When severe gum disease threatens the supporting tissues and bone structure.
When decaying teeth increase the risk of infection in people with a compromised immune system (due to chemotherapy treatment or other health conditions).
What if my tooth is broken at the gum?
Extractions range from simple to complex. If your tooth is intact, visible and easily accessible, a simple extraction may be all that’s needed. If your tooth has extensive decay, is broken off at the gum line or is still under the gum, a complex extraction may be indicated. complex extractions are a little more involved and almost always require an incision. In a Complex extraction the doctor may elevate the soft tissues covering the tooth and bone and may also remove some of the overlying and/or surrounding Bone tissue with a drill. Frequently, the tooth may be split into multiple pieces to facilitate its removal.
Does extraction hurt?
All tooth extractions are done using local anesthesia so you’ll be completely numb in that area of your mouth. You may choose to additionally use inhalation anesthesia (Nitrogen Gas) or IV Sedation if you are anxious about the procedure.
I’m a chicken. Can you put me to sleep during the procedure?
Some of our patients choose to have IV sedation during extraction treatment. It requires advance planning to schedule an extraction appointment but it’s a good option if you’re fearful or anxious. Read our page about Sedation Dentistry or ask about sedation when you call or email us.
Can I get my tooth extracted today?
Generally, you’ll have two appointments if you’re having a tooth extracted. Your first appointment includes:
Your history of the problem, your general dental history and a detailed medical history
X-rays of your tooth/teeth
A focused examination of that area
We’ll give you:
The results of what we find during the exam
Options for treatment you can consider
What to expect during and after any treatment
An antibiotic prescription if you have an active infection
During your second visit you’ll have the tooth extracted. In some cases, depending on your unique situation and the time we have available, we may do same-day extractions. After the extraction you’ll always receive written post-operative instructions, a care packet and a follow up call from us.

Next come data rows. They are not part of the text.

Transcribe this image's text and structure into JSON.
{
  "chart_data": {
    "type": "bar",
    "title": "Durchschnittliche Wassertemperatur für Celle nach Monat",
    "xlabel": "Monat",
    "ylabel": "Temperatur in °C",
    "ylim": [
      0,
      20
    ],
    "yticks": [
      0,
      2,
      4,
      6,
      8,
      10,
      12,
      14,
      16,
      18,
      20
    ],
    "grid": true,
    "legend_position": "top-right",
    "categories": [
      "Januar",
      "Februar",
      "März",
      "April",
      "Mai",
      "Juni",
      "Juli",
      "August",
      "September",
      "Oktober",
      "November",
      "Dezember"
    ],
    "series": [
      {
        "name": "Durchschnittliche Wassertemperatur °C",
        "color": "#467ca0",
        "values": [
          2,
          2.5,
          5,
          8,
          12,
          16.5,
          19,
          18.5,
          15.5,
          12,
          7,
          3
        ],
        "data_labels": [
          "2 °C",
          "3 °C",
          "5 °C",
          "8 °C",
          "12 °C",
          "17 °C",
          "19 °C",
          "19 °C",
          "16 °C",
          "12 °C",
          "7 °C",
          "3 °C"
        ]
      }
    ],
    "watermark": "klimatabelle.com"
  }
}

What about pain after the extraction?
Since most simple extractions do not cause much discomfort afterwards, an over-the-counter pain reliever is usually all that is needed. For pain control following Complex extractions Dr Kiel may prescribe prescription pain medication. In most cases, any discomfort will be gone after a couple of days. If pain develops a day or two after extraction we’ll need to evaluate you for dry-socket – a potential problem after some extractions but easily treated. Full healing of dry-Socket takes one to two weeks.
Tooth replacement options
Extracting a tooth leads to other concerns about the bone and gum tissue in the area of the extraction, the effect on adjacent teeth moving, the change to your bite (how your upper and lower teeth meet), as well as possible changes in chewing, speaking and esthetics. In most cases you will want to consider replacing the tooth/teeth that will be extracted. There are many options available
You can discuss all the options with Dr Kiel or your General Dentist and decide what is best for you.